Their analysis of the new bat genomes, together with existing sequence data for another 18 echolocating and non-echolocating mammals, suggest that convergent changes at almost 200 sites across the genome have contributed to the evolution of echolocation in two bat lineages and in a cetacean lineage that includes dolphins and whales.

"We know natural selection is a potent driver of gene sequence evolution," co-first author Joe Parker, a biology and chemical sciences researcher with Queen Mary University of London, said in a statement, "but identifying so many examples where it produces nearly identical results in the genetic sequences of totally unrelated animals is astonishing."

Echolocation was already known to have evolved independently in bats and cetaceans such as whales and dolphins, Parker and his co-authors noted. Recent studies have suggested that echolocation has appeared on at least two separate occasions in the bat lineage, but the degree of genetic overlap behind this and other forms of convergent evolution are not well understood.

To explore the extent of genomic convergence associated with echolocation, researchers started by using Illumina's HiSeq 2000 instrument to generate draft genome sequences for four bat species: the echolocating greater horseshoe (Rhinolophus ferrumequinum), greater false vampire (Megaderma lyra), and Parnell's mustached (Pteronotus parnellii) bats, as well as the non-echolocating straw-colored fruit bat (Eidolon helvum).

The team tracked down more than 20,000 predicted protein-coding genes in each of the newly assembled bat genomes. Then they added sequence data from 18 more published mammalian genomes, identifying 2,326 orthologous coding gene sequences that subsequently served as the basis for their phylogenetics-based look at echolocation-related sequence convergence.

Taking cues from more than 800,000 amino acid sequences encoded within the orthologous sequence set, they verified a role for convergence in the genomes of the echolocating bats and bottlenose dolphin included in the analysis.

Together with protein-protein interaction profiles, that data helped the group tally up a set of around 200 loci that are most strongly linked to such convergent evolution.

Perhaps not surprisingly, the overlapping adaptive alterations associated with echolocation included a swath of genes implicated in hearing or deafness. But the researchers also unearthed convergent adaptations affecting genes linked to vision and other sensory processes.
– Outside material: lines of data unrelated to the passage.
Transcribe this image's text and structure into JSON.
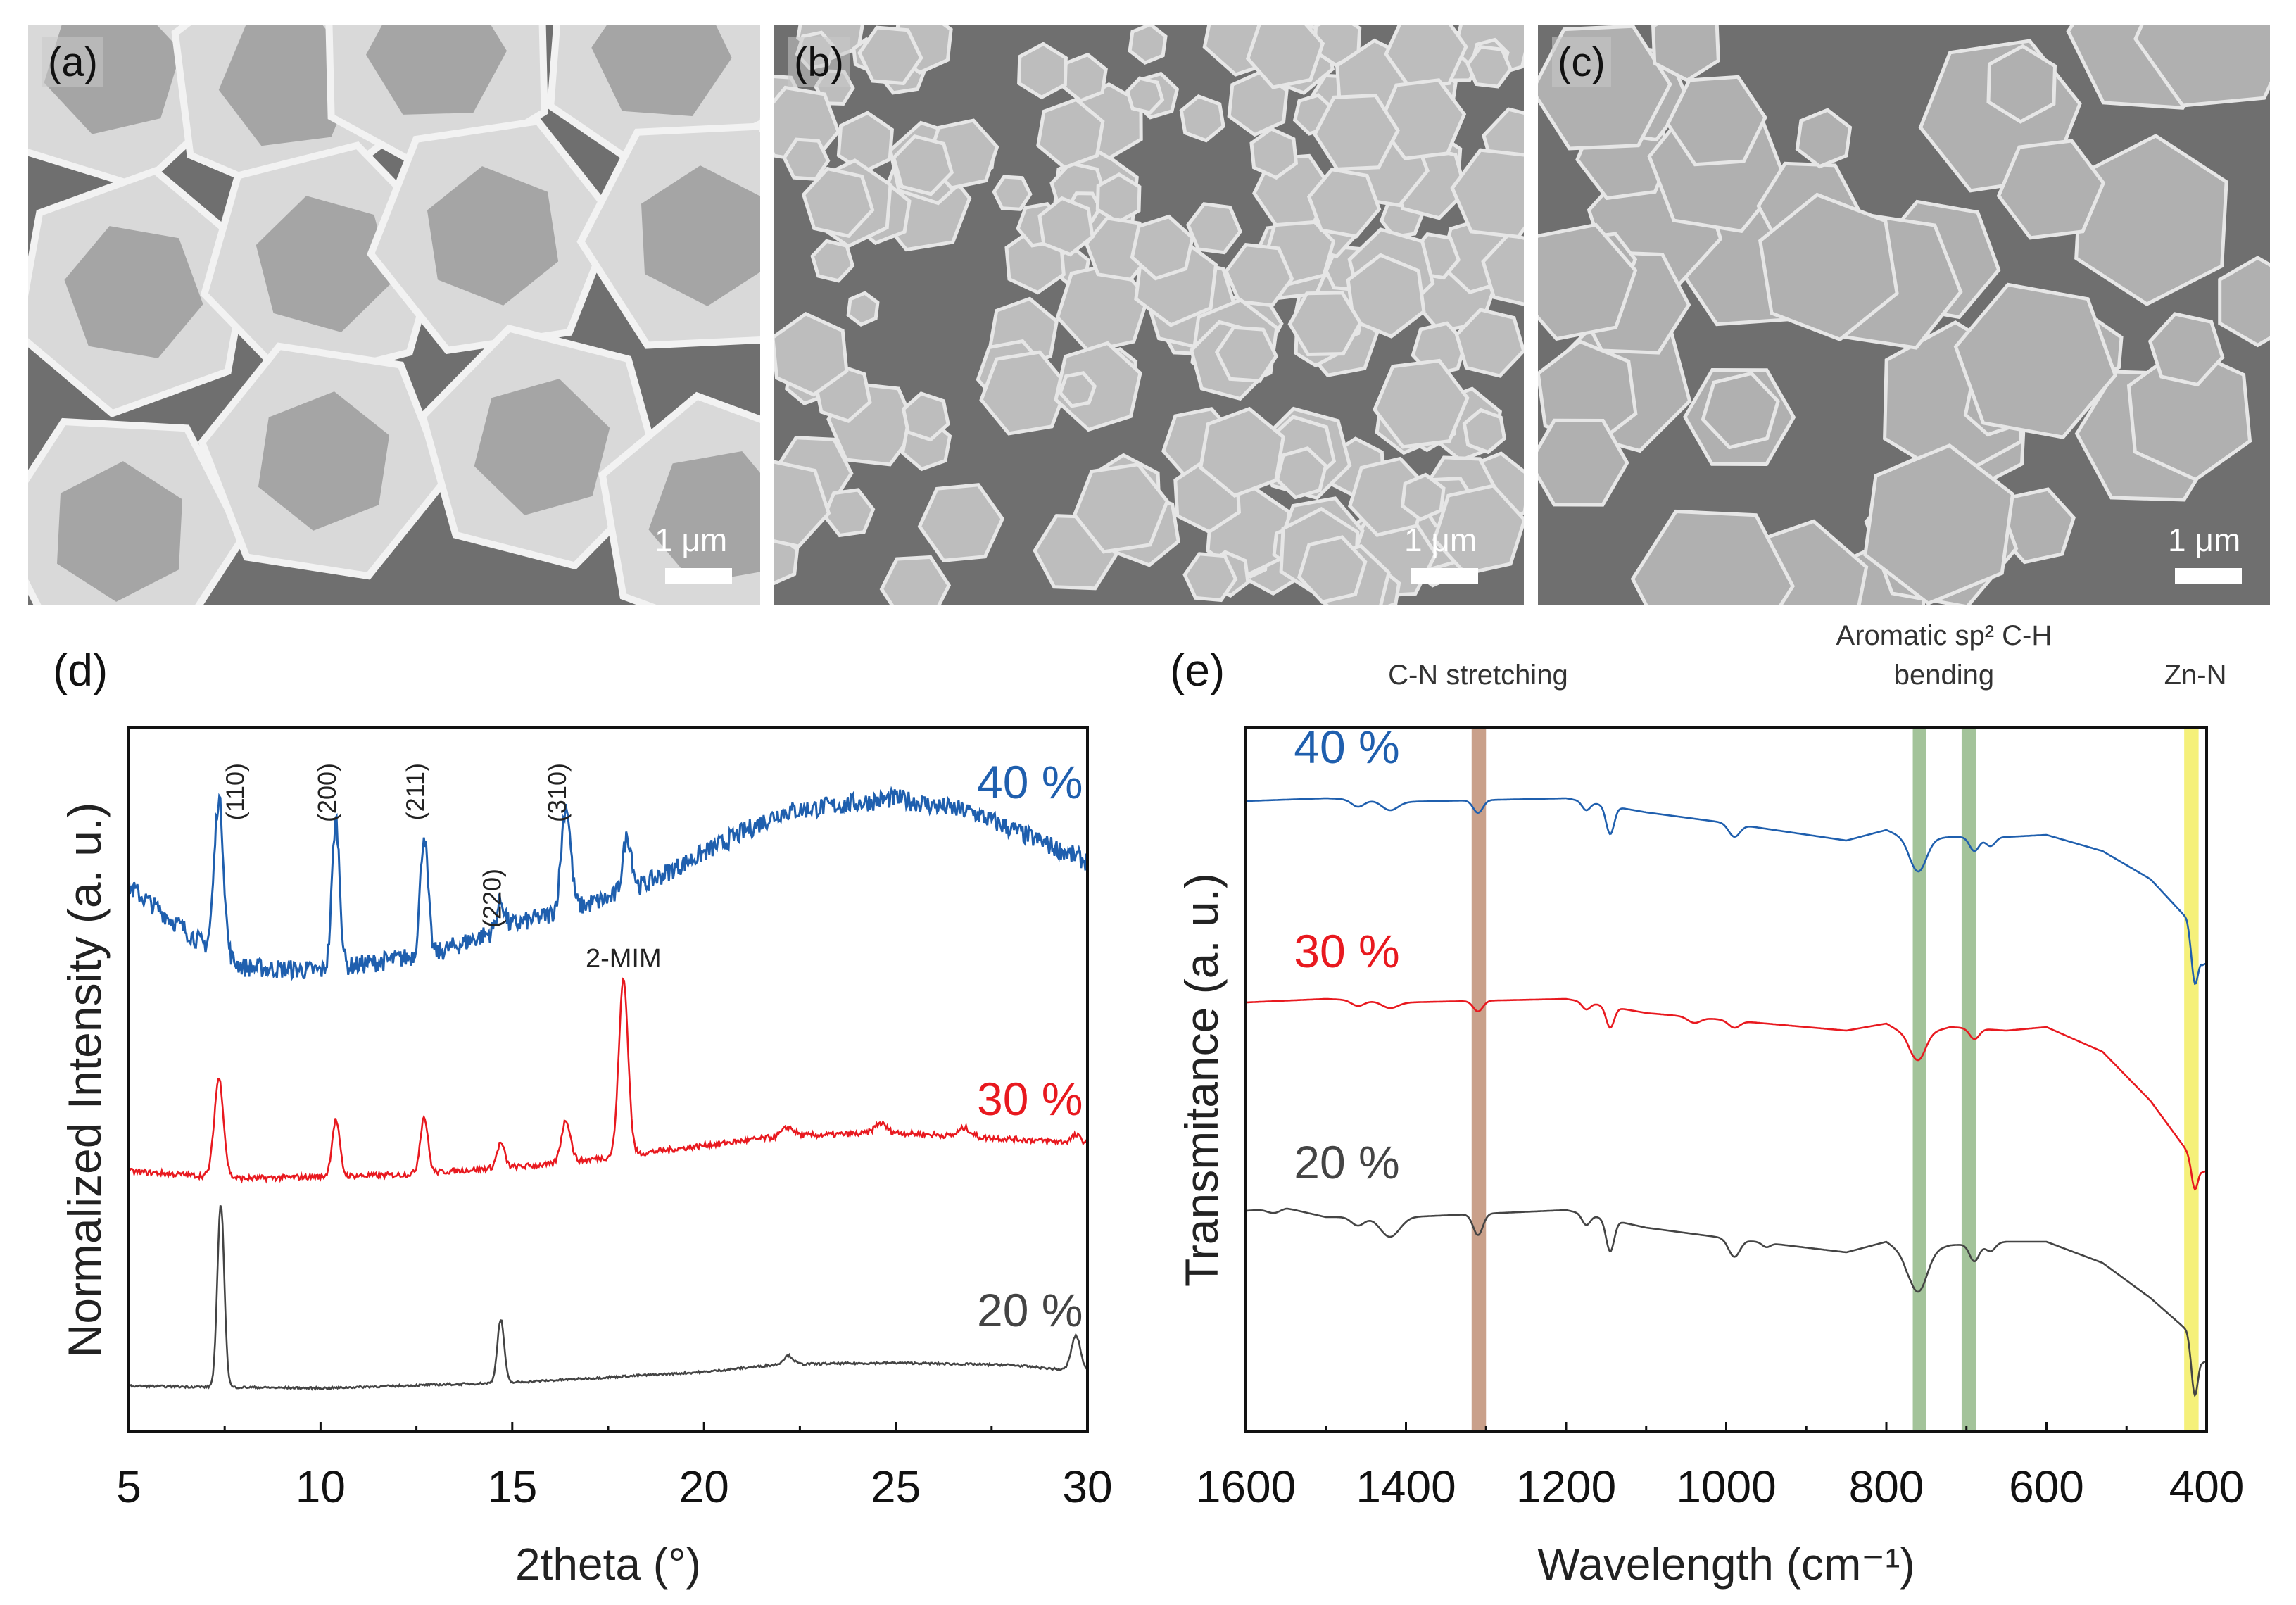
{
  "sem_panels": [
    {
      "label": "(a)",
      "scale_bar": "1 μm"
    },
    {
      "label": "(b)",
      "scale_bar": "1 μm"
    },
    {
      "label": "(c)",
      "scale_bar": "1 μm"
    }
  ],
  "colors": {
    "s40": "#1f5fae",
    "s30": "#e8191f",
    "s20": "#444444",
    "cn": "#c9a08a",
    "ch": "#a3c39a",
    "znn": "#f5f07a"
  },
  "chart_data": [
    {
      "panel_label": "(d)",
      "type": "line",
      "xlabel": "2theta (°)",
      "ylabel": "Normalized Intensity (a. u.)",
      "xlim": [
        5,
        30
      ],
      "ylim": [
        0,
        100
      ],
      "xticks": [
        5,
        10,
        15,
        20,
        25,
        30
      ],
      "xtick_labels": [
        "5",
        "10",
        "15",
        "20",
        "25",
        "30"
      ],
      "annotations": [
        {
          "text": "(110)",
          "x": 8.0,
          "y": 95
        },
        {
          "text": "(200)",
          "x": 10.4,
          "y": 95
        },
        {
          "text": "(211)",
          "x": 12.7,
          "y": 95
        },
        {
          "text": "(220)",
          "x": 14.7,
          "y": 80
        },
        {
          "text": "(310)",
          "x": 16.4,
          "y": 95
        },
        {
          "text": "2-MIM",
          "x": 17.9,
          "y": 66
        }
      ],
      "series": [
        {
          "name": "40 %",
          "color_key": "s40",
          "noise": 1.4,
          "baseline": [
            [
              5,
              77.5
            ],
            [
              7,
              69
            ],
            [
              8,
              66
            ],
            [
              10,
              65.5
            ],
            [
              13,
              68
            ],
            [
              15,
              72
            ],
            [
              18,
              76.5
            ],
            [
              22,
              88
            ],
            [
              25,
              90
            ],
            [
              27,
              88
            ],
            [
              30,
              81
            ]
          ],
          "peaks": [
            [
              7.35,
              22,
              0.12
            ],
            [
              10.4,
              21,
              0.1
            ],
            [
              12.7,
              17,
              0.1
            ],
            [
              14.7,
              4,
              0.1
            ],
            [
              16.4,
              15,
              0.12
            ],
            [
              18.0,
              8,
              0.12
            ]
          ],
          "label_pos": [
            28.5,
            90
          ]
        },
        {
          "name": "30 %",
          "color_key": "s30",
          "noise": 0.4,
          "baseline": [
            [
              5,
              37
            ],
            [
              8,
              36
            ],
            [
              12,
              36.5
            ],
            [
              16,
              38
            ],
            [
              19,
              40
            ],
            [
              22,
              42
            ],
            [
              25,
              42.5
            ],
            [
              30,
              41
            ]
          ],
          "peaks": [
            [
              7.35,
              14,
              0.12
            ],
            [
              10.4,
              8,
              0.1
            ],
            [
              12.7,
              8,
              0.1
            ],
            [
              14.7,
              3.5,
              0.1
            ],
            [
              16.4,
              6,
              0.12
            ],
            [
              17.9,
              25,
              0.12
            ],
            [
              22.2,
              1.2,
              0.15
            ],
            [
              24.6,
              1.4,
              0.15
            ],
            [
              26.8,
              1.2,
              0.15
            ],
            [
              29.7,
              1,
              0.12
            ]
          ],
          "label_pos": [
            28.5,
            45
          ]
        },
        {
          "name": "20 %",
          "color_key": "s20",
          "noise": 0.15,
          "baseline": [
            [
              5,
              6.5
            ],
            [
              10,
              6.2
            ],
            [
              15,
              7
            ],
            [
              20,
              8.5
            ],
            [
              22,
              9.6
            ],
            [
              25,
              9.8
            ],
            [
              28,
              9.5
            ],
            [
              30,
              8.5
            ]
          ],
          "peaks": [
            [
              7.4,
              26,
              0.09
            ],
            [
              14.7,
              9,
              0.09
            ],
            [
              22.2,
              1.2,
              0.12
            ],
            [
              29.7,
              5,
              0.12
            ]
          ],
          "label_pos": [
            28.5,
            15
          ]
        }
      ]
    },
    {
      "panel_label": "(e)",
      "type": "line",
      "xlabel": "Wavelength (cm⁻¹)",
      "ylabel": "Transmitance (a. u.)",
      "xlim": [
        1600,
        400
      ],
      "ylim": [
        0,
        100
      ],
      "xticks": [
        1600,
        1400,
        1200,
        1000,
        800,
        600,
        400
      ],
      "xtick_labels": [
        "1600",
        "1400",
        "1200",
        "1000",
        "800",
        "600",
        "400"
      ],
      "bands": [
        {
          "name": "C-N stretching",
          "from": 1318,
          "to": 1300,
          "color_key": "cn"
        },
        {
          "name": "Aromatic sp² C-H bending",
          "from": 767,
          "to": 750,
          "color_key": "ch"
        },
        {
          "name": "Aromatic sp² C-H bending",
          "from": 706,
          "to": 688,
          "color_key": "ch"
        },
        {
          "name": "Zn-N",
          "from": 428,
          "to": 410,
          "color_key": "znn"
        }
      ],
      "band_labels": [
        {
          "text": "C-N stretching",
          "x": 1310
        },
        {
          "text": "Aromatic sp² C-H",
          "x": 728,
          "line": 1
        },
        {
          "text": "bending",
          "x": 728
        },
        {
          "text": "Zn-N",
          "x": 414
        }
      ],
      "series": [
        {
          "name": "40 %",
          "color_key": "s40",
          "baseline": [
            [
              1600,
              89.6
            ],
            [
              1500,
              90
            ],
            [
              1400,
              89.5
            ],
            [
              1200,
              90
            ],
            [
              1100,
              88
            ],
            [
              1000,
              86.5
            ],
            [
              850,
              84
            ],
            [
              800,
              85.5
            ],
            [
              770,
              84
            ],
            [
              720,
              84.5
            ],
            [
              650,
              84.5
            ],
            [
              600,
              84.8
            ],
            [
              530,
              82.5
            ],
            [
              470,
              78.5
            ],
            [
              425,
              73
            ],
            [
              405,
              66.5
            ],
            [
              400,
              66.5
            ]
          ],
          "dips": [
            [
              1460,
              1,
              8
            ],
            [
              1420,
              1.3,
              10
            ],
            [
              1310,
              1.8,
              6
            ],
            [
              1175,
              1.2,
              5
            ],
            [
              1145,
              4,
              5
            ],
            [
              990,
              1.8,
              7
            ],
            [
              760,
              4.5,
              10
            ],
            [
              690,
              2,
              6
            ],
            [
              670,
              1.3,
              6
            ],
            [
              415,
              6,
              4
            ]
          ],
          "label_pos": [
            1540,
            95
          ]
        },
        {
          "name": "30 %",
          "color_key": "s30",
          "baseline": [
            [
              1600,
              61
            ],
            [
              1500,
              61.5
            ],
            [
              1400,
              61
            ],
            [
              1200,
              61.5
            ],
            [
              1100,
              59.5
            ],
            [
              1000,
              58.5
            ],
            [
              850,
              57
            ],
            [
              800,
              58
            ],
            [
              770,
              56
            ],
            [
              720,
              57.5
            ],
            [
              650,
              57
            ],
            [
              600,
              57.5
            ],
            [
              530,
              54
            ],
            [
              470,
              47
            ],
            [
              425,
              40
            ],
            [
              405,
              37
            ],
            [
              400,
              37
            ]
          ],
          "dips": [
            [
              1460,
              0.8,
              8
            ],
            [
              1420,
              0.9,
              10
            ],
            [
              1310,
              1.5,
              6
            ],
            [
              1175,
              1,
              5
            ],
            [
              1145,
              3,
              5
            ],
            [
              1040,
              0.8,
              8
            ],
            [
              990,
              1,
              7
            ],
            [
              760,
              3.5,
              9
            ],
            [
              690,
              1.5,
              6
            ],
            [
              415,
              4,
              4
            ]
          ],
          "label_pos": [
            1540,
            66
          ]
        },
        {
          "name": "20 %",
          "color_key": "s20",
          "baseline": [
            [
              1600,
              31.4
            ],
            [
              1550,
              31.8
            ],
            [
              1500,
              30.5
            ],
            [
              1400,
              30.5
            ],
            [
              1200,
              31.5
            ],
            [
              1100,
              29
            ],
            [
              1000,
              27.5
            ],
            [
              850,
              25.5
            ],
            [
              800,
              27
            ],
            [
              775,
              25
            ],
            [
              720,
              26.5
            ],
            [
              650,
              27
            ],
            [
              600,
              27
            ],
            [
              530,
              24
            ],
            [
              470,
              19
            ],
            [
              425,
              14.5
            ],
            [
              405,
              10
            ],
            [
              400,
              10
            ]
          ],
          "dips": [
            [
              1565,
              0.6,
              8
            ],
            [
              1460,
              1.2,
              8
            ],
            [
              1420,
              2.8,
              12
            ],
            [
              1310,
              3,
              6
            ],
            [
              1175,
              1.5,
              5
            ],
            [
              1145,
              4.5,
              5
            ],
            [
              990,
              2.5,
              7
            ],
            [
              950,
              0.6,
              5
            ],
            [
              760,
              5.5,
              11
            ],
            [
              690,
              2.5,
              6
            ],
            [
              670,
              1.2,
              6
            ],
            [
              415,
              7,
              4
            ]
          ],
          "label_pos": [
            1540,
            36
          ]
        }
      ]
    }
  ]
}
"Our findings strongly suggest that, despite many recent papers reporting sequencing convergence in particular candidate genes, the importance of this mode of molecular evolutionary change is relatively underappreciated and is under-exploited in seeking to understand the genetic basis of complex traits such as echolocation," Parker and his co-authors concluded.

"These results could be the tip of the iceberg," senior author Stephen Rossiter, with Queen Mary University of London, said in a statement. "As the genomes of more species are sequenced and studied, we may well see other striking cases of convergent adaptations being driven by identical genetic changes."